Timothy Leary, a Harvard psychologist, is a central character in the story. He became a vocal advocate for the use of psychedelics and coined the famous phrase “turn on, tune in, drop out.” The book explores his controversial approach, his expulsion from Harvard, and his impact on the counterculture.

Ram Dass, a colleague of Leary, embarked on his own spiritual journey after his experiences with psychedelics. He transformed from a Harvard professor to a spiritual guru, leading to his famous book “Be Here Now” and his work in spreading Eastern spirituality to the Western world.

Huston Smith, a renowned scholar of comparative religion, provides a contrasting perspective in the book. He was interested in the spiritual dimensions of psychedelic experiences and, despite not using these substances himself, engaged in meaningful dialogues with Leary and others about the potential benefits and dangers of psychedelics.

Andrew Weil, a medical student at Harvard during the 1960s, was drawn to the study of botany and ethnobotany, exploring the potential healing properties of plants and substances. He later became a prominent figure in the field of integrative medicine and holistic health.

As the narrative unfolds, readers witness how these four men, initially connected by their academic and personal associations, took divergent paths in their exploration of psychedelics and their effects on spirituality, psychology, and medicine. The book also examines the broader cultural and political context of the 1960s, providing insight into how the psychedelic movement impacted American society, the subsequent backlash, and the enduring legacy of these figures.

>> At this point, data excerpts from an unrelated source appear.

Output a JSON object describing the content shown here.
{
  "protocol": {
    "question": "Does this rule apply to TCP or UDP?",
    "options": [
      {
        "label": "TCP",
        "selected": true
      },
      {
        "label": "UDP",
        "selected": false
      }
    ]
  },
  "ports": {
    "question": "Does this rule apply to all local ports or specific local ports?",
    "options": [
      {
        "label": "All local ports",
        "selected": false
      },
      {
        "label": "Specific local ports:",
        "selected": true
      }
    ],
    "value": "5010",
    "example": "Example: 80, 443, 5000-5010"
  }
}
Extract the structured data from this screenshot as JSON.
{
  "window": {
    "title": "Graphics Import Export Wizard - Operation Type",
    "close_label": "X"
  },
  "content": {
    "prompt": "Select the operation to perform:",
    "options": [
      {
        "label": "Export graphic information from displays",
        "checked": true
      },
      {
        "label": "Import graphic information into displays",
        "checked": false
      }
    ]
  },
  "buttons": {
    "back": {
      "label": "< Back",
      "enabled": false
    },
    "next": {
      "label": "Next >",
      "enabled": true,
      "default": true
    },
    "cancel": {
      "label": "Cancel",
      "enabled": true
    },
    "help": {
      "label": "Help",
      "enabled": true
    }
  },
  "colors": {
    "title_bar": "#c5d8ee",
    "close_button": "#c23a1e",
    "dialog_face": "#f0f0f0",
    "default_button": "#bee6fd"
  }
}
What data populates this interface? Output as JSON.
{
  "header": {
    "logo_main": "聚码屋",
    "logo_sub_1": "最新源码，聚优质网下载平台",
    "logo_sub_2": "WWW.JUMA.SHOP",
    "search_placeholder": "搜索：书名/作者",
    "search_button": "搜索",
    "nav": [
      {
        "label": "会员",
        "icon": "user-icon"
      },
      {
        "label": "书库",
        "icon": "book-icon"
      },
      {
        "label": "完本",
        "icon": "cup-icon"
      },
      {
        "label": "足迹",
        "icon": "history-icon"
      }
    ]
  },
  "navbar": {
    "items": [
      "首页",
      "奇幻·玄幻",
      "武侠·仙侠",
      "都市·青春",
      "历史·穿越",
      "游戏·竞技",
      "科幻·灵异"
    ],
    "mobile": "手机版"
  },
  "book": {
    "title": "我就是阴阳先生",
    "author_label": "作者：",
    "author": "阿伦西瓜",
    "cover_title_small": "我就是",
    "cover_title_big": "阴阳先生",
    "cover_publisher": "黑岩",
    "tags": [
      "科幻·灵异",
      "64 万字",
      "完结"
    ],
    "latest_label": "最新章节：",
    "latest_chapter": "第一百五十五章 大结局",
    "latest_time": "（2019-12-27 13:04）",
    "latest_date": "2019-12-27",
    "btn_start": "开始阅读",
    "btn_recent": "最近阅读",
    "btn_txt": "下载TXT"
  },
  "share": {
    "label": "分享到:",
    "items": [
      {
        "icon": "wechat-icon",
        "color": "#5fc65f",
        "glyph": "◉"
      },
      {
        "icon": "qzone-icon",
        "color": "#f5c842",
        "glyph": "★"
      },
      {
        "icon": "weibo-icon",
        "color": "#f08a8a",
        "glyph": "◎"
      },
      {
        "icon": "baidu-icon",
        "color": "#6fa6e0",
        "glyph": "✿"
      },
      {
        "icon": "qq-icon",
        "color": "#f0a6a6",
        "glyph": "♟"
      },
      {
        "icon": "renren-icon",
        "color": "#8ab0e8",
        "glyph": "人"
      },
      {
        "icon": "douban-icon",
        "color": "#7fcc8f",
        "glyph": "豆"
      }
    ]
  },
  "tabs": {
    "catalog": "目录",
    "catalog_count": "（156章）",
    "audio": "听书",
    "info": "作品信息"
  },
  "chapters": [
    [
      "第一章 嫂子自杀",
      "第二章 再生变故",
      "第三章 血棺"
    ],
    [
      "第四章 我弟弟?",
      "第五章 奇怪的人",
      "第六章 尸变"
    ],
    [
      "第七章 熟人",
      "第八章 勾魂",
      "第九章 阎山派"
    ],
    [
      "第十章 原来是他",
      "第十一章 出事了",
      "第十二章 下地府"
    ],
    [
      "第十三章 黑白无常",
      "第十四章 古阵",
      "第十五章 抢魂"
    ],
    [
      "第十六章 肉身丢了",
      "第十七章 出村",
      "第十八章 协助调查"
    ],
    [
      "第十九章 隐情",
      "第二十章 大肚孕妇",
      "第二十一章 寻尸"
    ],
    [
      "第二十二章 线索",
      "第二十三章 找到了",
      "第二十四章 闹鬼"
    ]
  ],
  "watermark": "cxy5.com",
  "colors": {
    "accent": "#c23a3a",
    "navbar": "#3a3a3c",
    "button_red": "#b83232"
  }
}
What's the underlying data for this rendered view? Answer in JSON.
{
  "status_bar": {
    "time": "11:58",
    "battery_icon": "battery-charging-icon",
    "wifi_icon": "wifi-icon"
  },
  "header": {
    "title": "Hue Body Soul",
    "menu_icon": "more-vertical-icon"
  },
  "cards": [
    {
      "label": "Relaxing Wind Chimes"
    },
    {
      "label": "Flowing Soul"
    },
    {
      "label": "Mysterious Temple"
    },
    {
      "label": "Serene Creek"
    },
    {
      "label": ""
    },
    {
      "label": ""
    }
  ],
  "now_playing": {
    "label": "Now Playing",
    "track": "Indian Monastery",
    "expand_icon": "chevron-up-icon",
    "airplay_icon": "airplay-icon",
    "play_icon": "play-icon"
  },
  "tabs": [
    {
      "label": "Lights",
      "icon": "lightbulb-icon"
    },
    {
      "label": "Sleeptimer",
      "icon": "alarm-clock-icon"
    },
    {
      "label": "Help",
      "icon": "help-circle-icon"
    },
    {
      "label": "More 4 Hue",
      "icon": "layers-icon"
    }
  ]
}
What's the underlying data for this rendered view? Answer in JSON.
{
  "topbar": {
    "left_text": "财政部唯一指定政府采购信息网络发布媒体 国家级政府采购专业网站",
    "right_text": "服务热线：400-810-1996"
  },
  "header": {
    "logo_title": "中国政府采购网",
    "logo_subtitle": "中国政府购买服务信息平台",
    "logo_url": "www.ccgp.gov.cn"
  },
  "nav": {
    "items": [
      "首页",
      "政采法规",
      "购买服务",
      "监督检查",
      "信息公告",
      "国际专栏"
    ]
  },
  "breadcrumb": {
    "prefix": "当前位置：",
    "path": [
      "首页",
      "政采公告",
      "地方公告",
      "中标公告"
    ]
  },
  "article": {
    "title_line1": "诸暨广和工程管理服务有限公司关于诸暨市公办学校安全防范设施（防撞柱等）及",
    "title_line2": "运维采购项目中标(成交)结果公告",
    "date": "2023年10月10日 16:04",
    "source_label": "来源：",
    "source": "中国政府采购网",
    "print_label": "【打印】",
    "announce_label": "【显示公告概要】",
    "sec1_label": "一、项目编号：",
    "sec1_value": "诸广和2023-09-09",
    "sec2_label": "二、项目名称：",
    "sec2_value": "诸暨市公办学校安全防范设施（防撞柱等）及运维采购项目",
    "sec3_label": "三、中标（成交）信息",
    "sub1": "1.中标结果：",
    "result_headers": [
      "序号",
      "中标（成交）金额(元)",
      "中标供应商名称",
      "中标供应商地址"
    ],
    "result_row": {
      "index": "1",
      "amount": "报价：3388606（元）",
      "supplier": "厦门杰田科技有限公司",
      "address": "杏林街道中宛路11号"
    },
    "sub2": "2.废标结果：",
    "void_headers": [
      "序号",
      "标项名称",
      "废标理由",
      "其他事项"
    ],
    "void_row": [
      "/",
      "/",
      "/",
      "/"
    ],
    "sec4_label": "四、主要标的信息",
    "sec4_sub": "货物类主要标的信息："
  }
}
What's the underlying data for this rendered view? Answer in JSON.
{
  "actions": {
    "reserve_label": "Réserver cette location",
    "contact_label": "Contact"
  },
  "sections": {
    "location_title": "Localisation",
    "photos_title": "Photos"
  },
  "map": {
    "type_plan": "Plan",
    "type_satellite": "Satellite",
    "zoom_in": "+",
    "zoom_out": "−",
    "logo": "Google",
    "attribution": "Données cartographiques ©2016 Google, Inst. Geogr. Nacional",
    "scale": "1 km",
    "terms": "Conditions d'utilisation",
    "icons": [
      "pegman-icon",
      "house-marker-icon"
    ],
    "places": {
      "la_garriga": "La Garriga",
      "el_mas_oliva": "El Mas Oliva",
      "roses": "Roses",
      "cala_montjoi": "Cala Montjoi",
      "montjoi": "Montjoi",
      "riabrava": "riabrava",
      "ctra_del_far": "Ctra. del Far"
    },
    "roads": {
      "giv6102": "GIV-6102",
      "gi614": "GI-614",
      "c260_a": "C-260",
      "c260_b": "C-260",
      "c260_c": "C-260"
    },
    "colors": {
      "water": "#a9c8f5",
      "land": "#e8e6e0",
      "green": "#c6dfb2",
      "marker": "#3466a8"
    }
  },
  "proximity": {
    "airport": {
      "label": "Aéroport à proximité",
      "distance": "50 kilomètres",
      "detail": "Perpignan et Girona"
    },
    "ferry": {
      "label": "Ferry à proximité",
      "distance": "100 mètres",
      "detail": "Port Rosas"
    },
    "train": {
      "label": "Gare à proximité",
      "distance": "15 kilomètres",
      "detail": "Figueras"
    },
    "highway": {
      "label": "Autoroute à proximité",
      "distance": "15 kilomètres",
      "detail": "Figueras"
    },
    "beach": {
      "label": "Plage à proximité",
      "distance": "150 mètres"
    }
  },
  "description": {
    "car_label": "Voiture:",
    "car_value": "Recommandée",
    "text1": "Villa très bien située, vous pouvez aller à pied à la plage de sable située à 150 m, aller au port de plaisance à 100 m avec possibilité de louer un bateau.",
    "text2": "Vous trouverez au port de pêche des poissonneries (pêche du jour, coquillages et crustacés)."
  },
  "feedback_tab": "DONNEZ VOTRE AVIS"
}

“The Harvard Psychedelic Club” is a well-researched and engaging book that provides a fascinating look into the lives and legacies of four influential figures who played pivotal roles in the counterculture movement of the 1960s. Don Lattin’s writing is both informative and accessible, making the book an excellent resource for those interested in the history of psychedelics and the social and cultural changes of that era.

The book effectively captures the spirit of the times, offering a nuanced exploration of the complex personalities and motivations of Leary, Ram Dass, Smith, and Weil. It skillfully navigates through their intersecting journeys, from their initial collaboration to their diverse paths in the wake of the psychedelic movement’s rise and fall.

Lattin’s balanced approach allows readers to draw their own conclusions about the ethics and efficacy of psychedelic use, as well as its impact on American society and spirituality. The book also highlights the ethical dilemmas surrounding the use of psychedelics in research and therapy, which remain relevant topics today.

In summary, “The Harvard Psychedelic Club” is an insightful and thought-provoking work that provides a comprehensive overview of a pivotal period in American cultural history. It is a must-read for those interested in the counterculture, psychedelics, and the broader societal changes of the 1960s. Don Lattin’s meticulous research and engaging storytelling make this book an essential addition to the literature on the subject.